If the person ’ s address is unknown, the notifying officer shall inform the elected neighbourhood or village mayor of the situation. The latter must then add an entry to this effect to the notification record. Additionally, the authority from which the notification emanates must make enquiries about the person ’ s address to the government departments and institutions which it considers relevant and request a police investigation.”
Section 35 – Obligation to communicate changes in address
“Where a person on whom a document has been served personally or at his or her home address in accordance with legally established procedures changes address, he or she must without delay communicate the new address to the judicial authority from which the notification emanated. In such cases all subsequent notifications must be effected at the new address.
Where [this] person has failed to communicate his or her new address and the notifying officer has been unable to ascertain this new address, a copy of the document to be served shall be posted at the entrance to the building corresponding to the old address; the date on which the copy is posted shall be treated as the date of notification.
Subsequent notifications effected in this way at the old address shall be deemed to have been effected vis-à-vis the addressee.”
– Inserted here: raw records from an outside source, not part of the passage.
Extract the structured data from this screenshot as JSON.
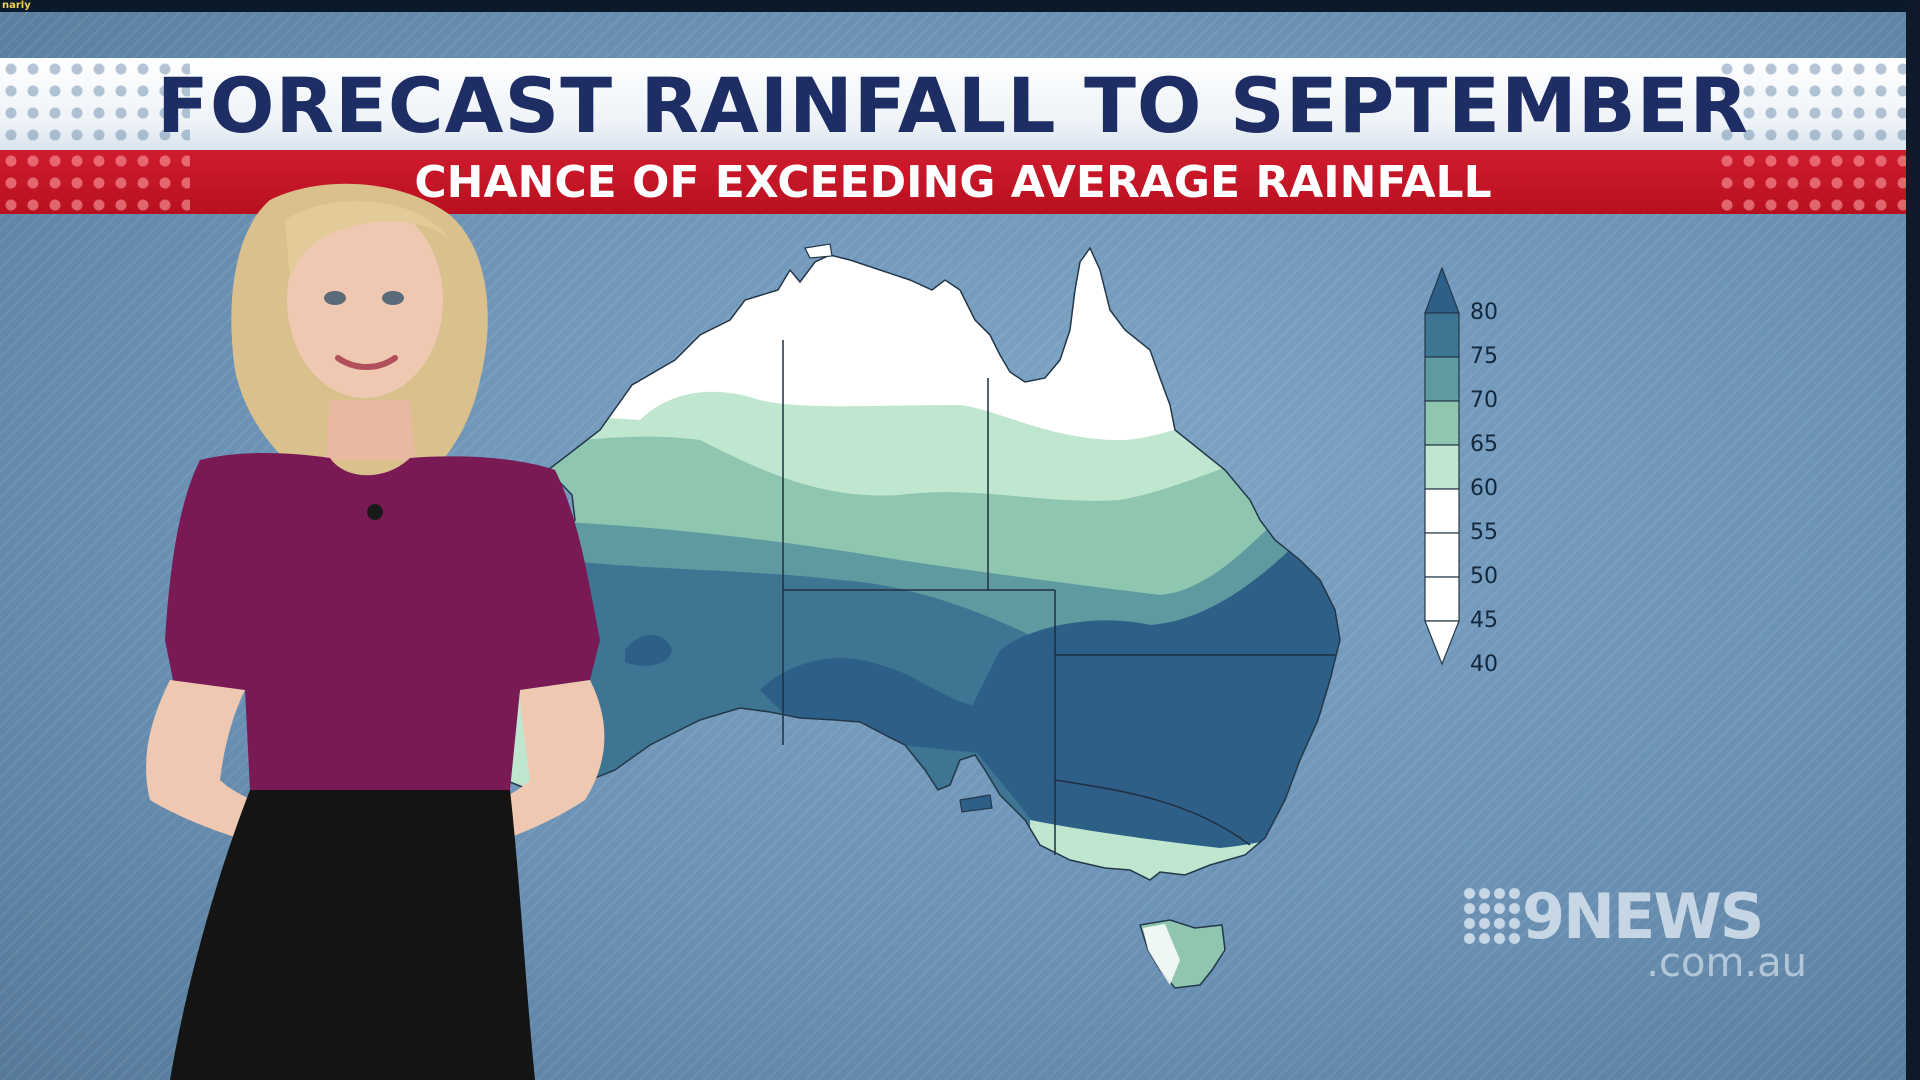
{
  "corner_tag": "narly",
  "title": "FORECAST RAINFALL TO SEPTEMBER",
  "subtitle": "CHANCE OF EXCEEDING AVERAGE RAINFALL",
  "legend": {
    "labels": [
      "80",
      "75",
      "70",
      "65",
      "60",
      "55",
      "50",
      "45",
      "40"
    ],
    "colors": [
      "#2e5f86",
      "#3d7593",
      "#5f9aa0",
      "#8ec6b0",
      "#bfe6cf",
      "#ffffff",
      "#ffffff",
      "#ffffff",
      "#ffffff"
    ]
  },
  "logo": {
    "brand": "9NEWS",
    "domain": ".com.au"
  },
  "colors": {
    "title_text": "#1e2d63",
    "subtitle_bar": "#c4152a",
    "presenter_dress": "#7a1a55"
  }
}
17 . Section 106 § 3 of the Law on the Execution of Penalties and Security Measures (Law no. 5275) reads as follows:
“If the convicted person fails to pay the judicial fine within the specified period following service of the payment order upon him, he shall be imprisoned by decision of the public prosecutor for the number of days that corresponds to the unpaid amount.”
18. Article 40 of the Code on Criminal Procedure (Law no. 5271) stipulates that if a person misses a time-limit without there being any fault attributable to him or her , he or she may request its restitution.
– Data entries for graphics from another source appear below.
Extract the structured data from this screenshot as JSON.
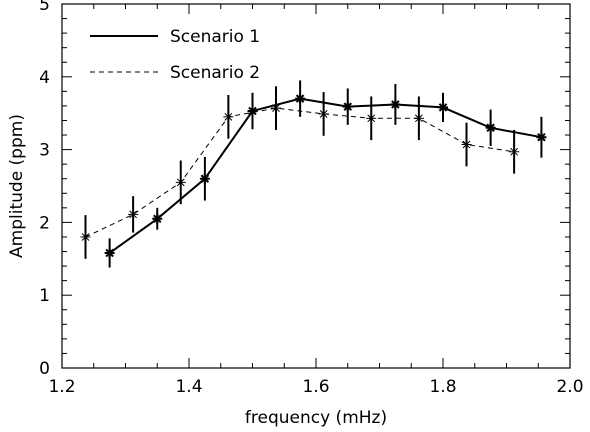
{
  "chart_data": {
    "type": "line",
    "xlabel": "frequency (mHz)",
    "ylabel": "Amplitude (ppm)",
    "xlim": [
      1.2,
      2.0
    ],
    "ylim": [
      0,
      5
    ],
    "xticks": [
      "1.2",
      "1.4",
      "1.6",
      "1.8",
      "2.0"
    ],
    "yticks": [
      "0",
      "1",
      "2",
      "3",
      "4",
      "5"
    ],
    "grid": false,
    "legend_position": "top-left",
    "series": [
      {
        "name": "Scenario 1",
        "style": "solid",
        "color": "#000000",
        "x": [
          1.275,
          1.35,
          1.425,
          1.5,
          1.575,
          1.65,
          1.725,
          1.8,
          1.875,
          1.955
        ],
        "y": [
          1.58,
          2.05,
          2.6,
          3.53,
          3.7,
          3.59,
          3.62,
          3.58,
          3.3,
          3.17
        ],
        "err": [
          0.2,
          0.15,
          0.3,
          0.25,
          0.25,
          0.25,
          0.28,
          0.2,
          0.25,
          0.28
        ]
      },
      {
        "name": "Scenario 2",
        "style": "dashed",
        "color": "#000000",
        "x": [
          1.237,
          1.312,
          1.387,
          1.462,
          1.537,
          1.612,
          1.687,
          1.762,
          1.837,
          1.912
        ],
        "y": [
          1.8,
          2.11,
          2.55,
          3.45,
          3.57,
          3.49,
          3.43,
          3.43,
          3.07,
          2.97
        ],
        "err": [
          0.3,
          0.25,
          0.3,
          0.3,
          0.3,
          0.3,
          0.3,
          0.3,
          0.3,
          0.3
        ]
      }
    ]
  }
}
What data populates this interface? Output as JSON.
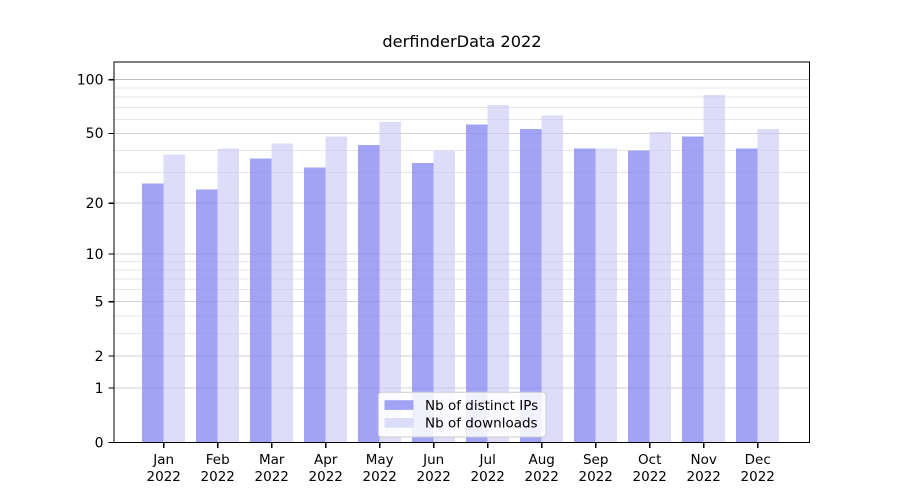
{
  "chart_data": {
    "type": "bar",
    "title": "derfinderData 2022",
    "categories": [
      "Jan",
      "Feb",
      "Mar",
      "Apr",
      "May",
      "Jun",
      "Jul",
      "Aug",
      "Sep",
      "Oct",
      "Nov",
      "Dec"
    ],
    "category_year": "2022",
    "series": [
      {
        "name": "Nb of distinct IPs",
        "color": "#8c8cf2",
        "fill_alpha": 0.8,
        "values": [
          26,
          24,
          36,
          32,
          43,
          34,
          56,
          53,
          41,
          40,
          48,
          41
        ]
      },
      {
        "name": "Nb of downloads",
        "color": "#c8c8f7",
        "fill_alpha": 0.62,
        "values": [
          38,
          41,
          44,
          48,
          58,
          40,
          72,
          63,
          41,
          51,
          82,
          53
        ]
      }
    ],
    "xlabel": "",
    "ylabel": "",
    "yscale": "log1p",
    "yticks_labeled": [
      0,
      1,
      2,
      5,
      10,
      20,
      50,
      100
    ],
    "ylim": [
      0,
      128
    ],
    "grid": "horizontal",
    "legend_position": "lower-center",
    "colors": {
      "grid_minor": "#e7e7e7",
      "grid_labeled": "#d2d2d2",
      "grid_top": "#bdbdbd",
      "axis": "#000000",
      "text": "#000000",
      "legend_border": "#cccccc"
    }
  }
}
19. According to Law on Cheques (Law no. 5941), which entered into force on 20 December 2009, drawing cheques without having sufficient funds in the bank account does not carry a prison sentence. Following the amendments made to that law by Law No. 6273 on 3 February 2012, the act was no longer classified as a criminal offence but as an infraction ( kabahat ) subject to administrative measures such as preventing the person from having a cheque book until the time he paid his debt together with its interest.
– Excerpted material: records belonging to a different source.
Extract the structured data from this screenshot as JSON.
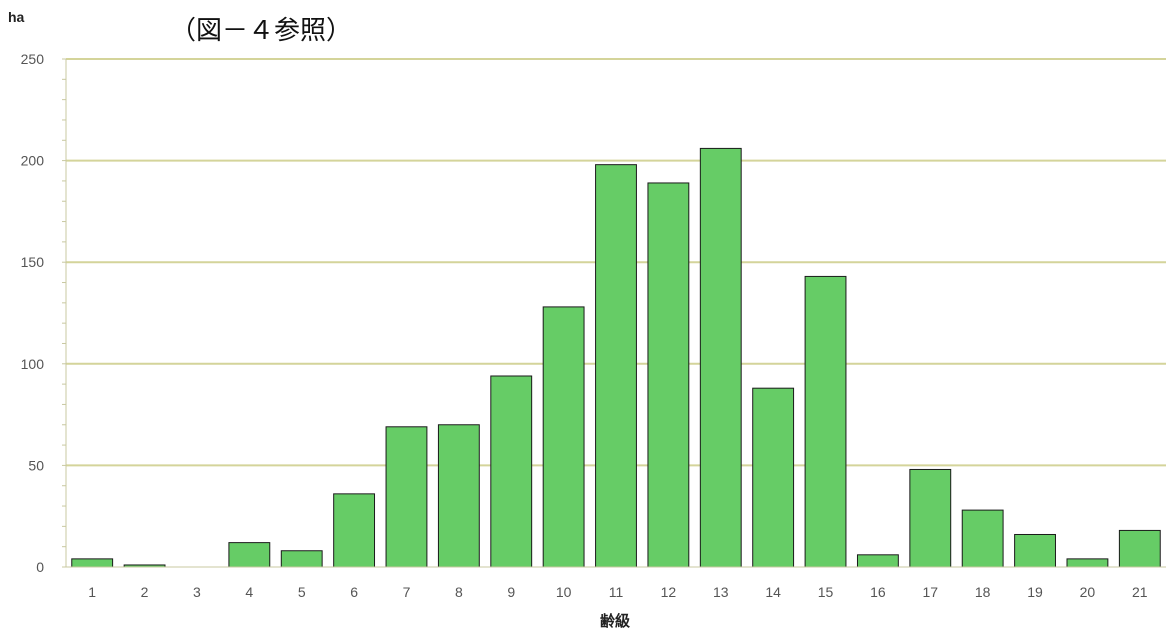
{
  "caption": "（図－４参照）",
  "chart_data": {
    "type": "bar",
    "ylabel": "ha",
    "xlabel": "齢級",
    "ylim": [
      0,
      250
    ],
    "yticks": [
      0,
      50,
      100,
      150,
      200,
      250
    ],
    "grid": true,
    "categories": [
      "1",
      "2",
      "3",
      "4",
      "5",
      "6",
      "7",
      "8",
      "9",
      "10",
      "11",
      "12",
      "13",
      "14",
      "15",
      "16",
      "17",
      "18",
      "19",
      "20",
      "21"
    ],
    "values": [
      4,
      1,
      0,
      12,
      8,
      36,
      69,
      70,
      94,
      128,
      198,
      189,
      206,
      88,
      143,
      6,
      48,
      28,
      16,
      4,
      18
    ],
    "colors": {
      "bar": "#66cc66",
      "bar_stroke": "#1a1a1a",
      "grid": "#d4d49a",
      "axis": "#c8c8a0"
    }
  }
}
However, with recent amendments made to the Law on Cheques by Law no. 6278 on 9 August 2016, the act is once again classified as an offence bearing criminal liability. Section 5 of the Law now indicates that drawing dishonoured cheques would be subject to a judiciary fine, which would be converted into imprisonment in case the convicted person fails to pay it.
COMPLAINT
20. The applicant complains under Article 6 of the Convention that he was denied a fair trial in that he was excluded from the criminal proceedings against him due to the deficiencies in the notification procedure. In that connection, he argues that the Kadıköy Criminal Court of General Jurisdiction served the documents only at one of his addresses, although it had been informed of another address, where he could be reached. He further maintains that the court rejected his request for the restitution of the time-limit without indicating any reasons for doing so.
QUESTION TO THE PARTIES
1. Did the applicant have a fair hearing in the determination of the criminal charge against him, in accordance with Article 6 § 1 of the Convention? In particular, has there been a violation of the applicant ’ s right of access to a court as a result of the domestic authorities ’ failure to notify him of the criminal proceedings conducted against him and their subsequent refusal of his requests for the restitution of the time-limit he had missed?
2. The Government are invited to provide the Court with copies of all the relevant documents concerning the criminal proceedings against the applicant, including the transcripts of all the hearings, the documents concerning the notifications made to the applicant during the course of the proceedings and those with regard to the applicant ’ s imprisonment and eventual release.